9. Former name or former address, if changed since last report
N/A
10. Securities registered pursuant to Sections 8 and 12 of the SRC or Sections 4 and 8 of the RSA
Title of Each Class
Number of Shares of Common Stock Outstanding and Amount of Debt Outstanding
Common
7,142,857,990
11. Indicate the item numbers reported herein
-
The Exchange does not warrant and holds no responsibility for the veracity of the facts and representations contained in all corporate disclosures, including financial reports. All data contained herein are prepared and submitted by the disclosing party to the Exchange, and are disseminated solely for purposes of information. Any questions on the data contained herein should be addressed directly to the Corporate Information Officer of the disclosing party.
D&L Industries, Inc.DNL
PSE Disclosure Form 4-4 - Amendments to By-Laws References: SRC Rule 17 (SEC Form 17-C) and Section 4.4 of the Revised Disclosure Rules
Subject of the Disclosure
Amendment to By-Laws
Background/Description of the Disclosure
This relates to the amendment of the Company’s By-Laws approved by the Board on November 4, 2025 and disclosed to the SEC, PSE and PDEx on November 4, 2026. Please be informed that the Securities and Exchange Commission (SEC) has recently approved the Company's amendment of By-Laws. We submit herewith the Certificate of Filing of Amended By-Laws of D&L Industries, Inc. dated January 30, 2026 and received today.

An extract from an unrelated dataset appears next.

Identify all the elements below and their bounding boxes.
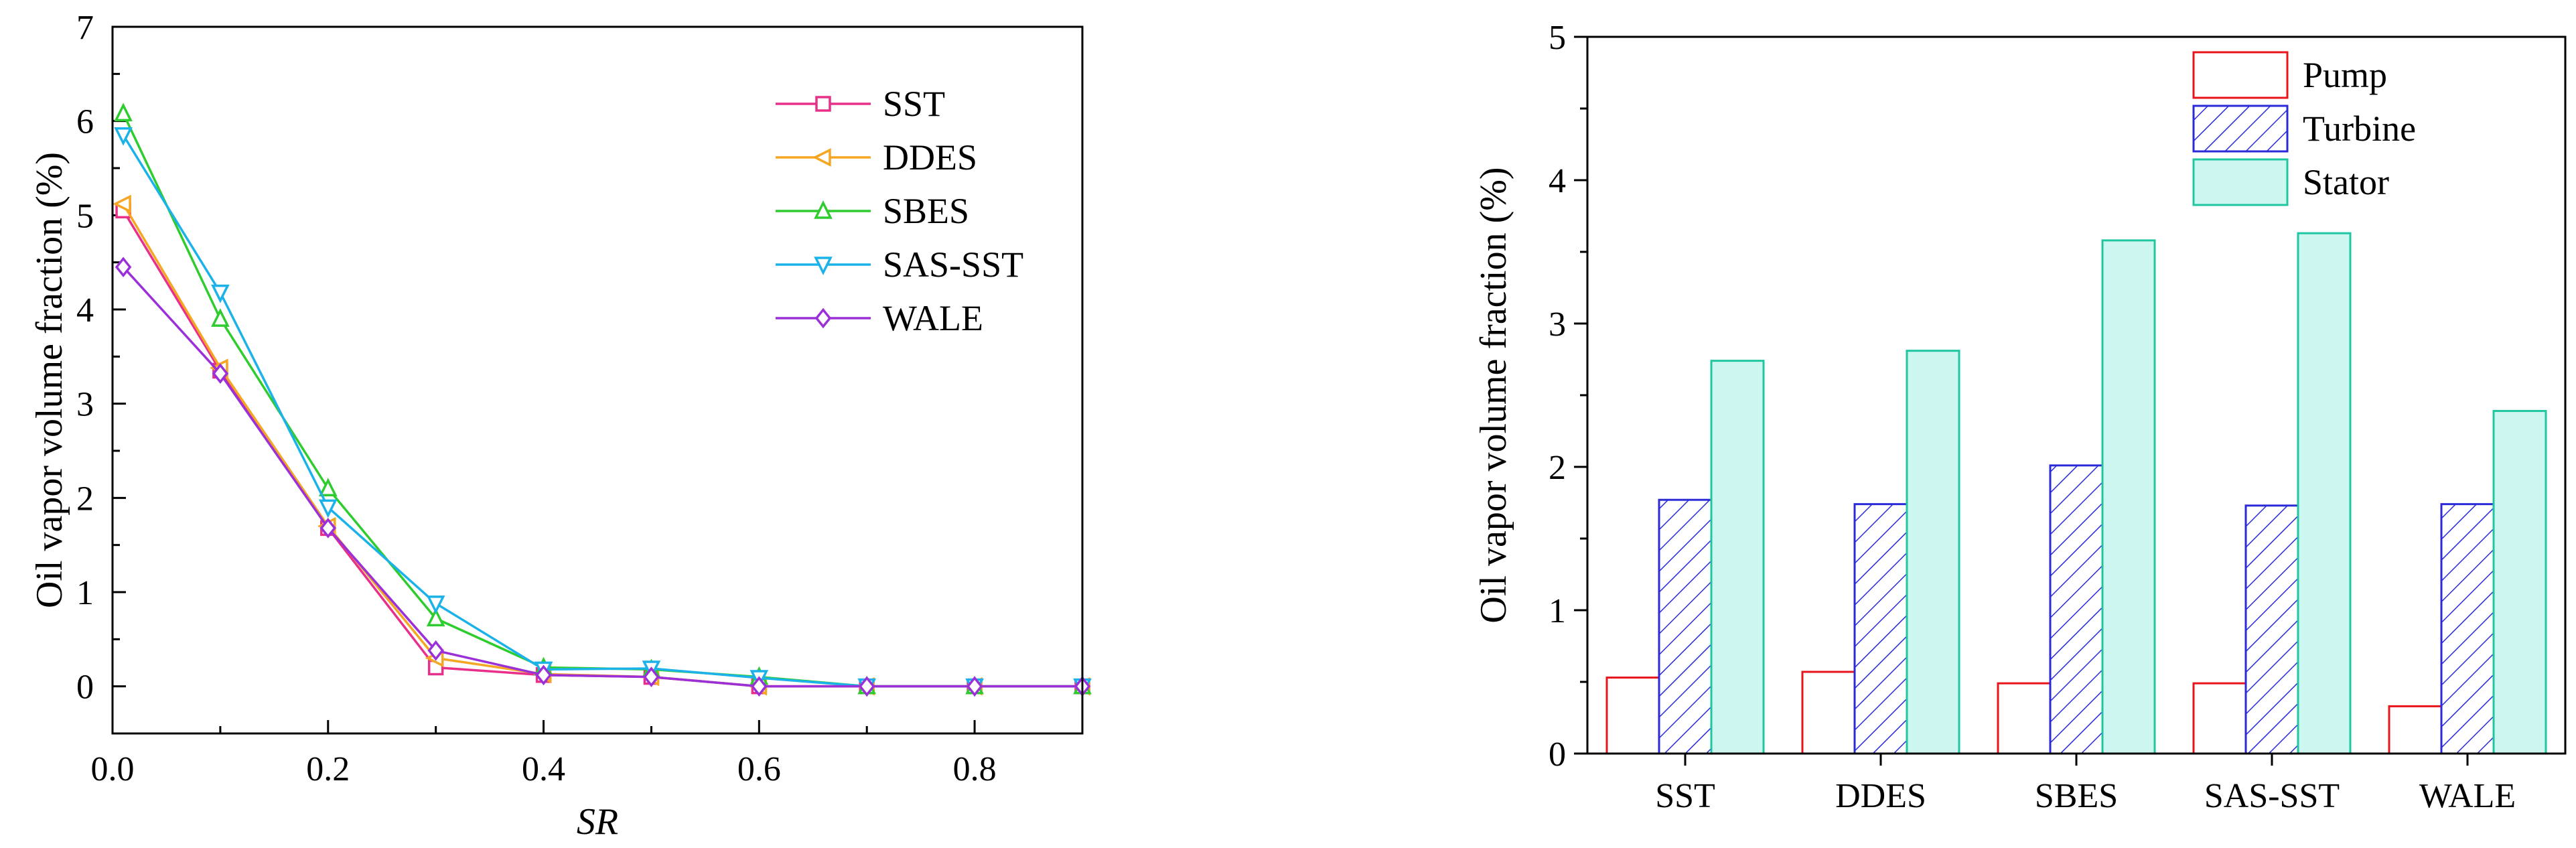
legend-marker-sst	[815, 96, 831, 112]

Date of Approval by Board of Directors
Nov 4, 2025
Date of Approval by Stockholders
N/A
Other Relevant Regulatory Agency, if applicable
N/A
Date of Approval by Relevant Regulatory Agency, if applicable
N/A
Date of Approval by Securities and Exchange Commission
Jan 30, 2026
Date of Receipt of SEC approval
Feb 3, 2026
Amendment(s)
Article and Section Nos.
From
To
Article IV – Section 7
Section 7. Quorum. At all meetings of the Board of Directors, a majority of the Directors shall constitute a quorum for the transaction of corporate business and every decision of a majority of the quorum duly assembled as a Board shall be valid as a corporate act. In the absence of a quorum, the Directors present by majority vote may adjourn the meeting from time to time without notice other than by verbal announcement at the meeting until a quorum shall attend. At any adjourned meeting at which a quorum shall be present, any business may be transacted which might have been transacted at the meeting as originally notified.
Section 7. Quorum. At all meetings of the Board of Directors, two-third (2/3) of the Directors shall constitute a quorum for the transaction of corporate business and every decision of a majority of the quorum duly assembled as a Board shall be valid as a corporate act. In the absence of a quorum, the Directors present by majority vote may adjourn the meeting from time to time without notice other than by verbal announcement at the meeting until a quorum shall attend. At any adjourned meeting at which a quorum shall be present, any business may be transacted which might have been transacted at the meeting as originally notified.
Rationale for the amendment(s)
To align with corporate governance best practices
The timetable for the effectivity of the amendment(s)
Expected date of filing the amendments to the By-Laws with the SEC
TBA
Expected date of SEC approval of the Amended By-Laws
TBA
Effect(s) of the amendment(s) to the business, operations and/or capital structure of the Issuer, if any
No effect to business, operations and/or capital structure
Other Relevant Information
Amended to reflect the date of receipt and approval by the Securities and Exchange Commission.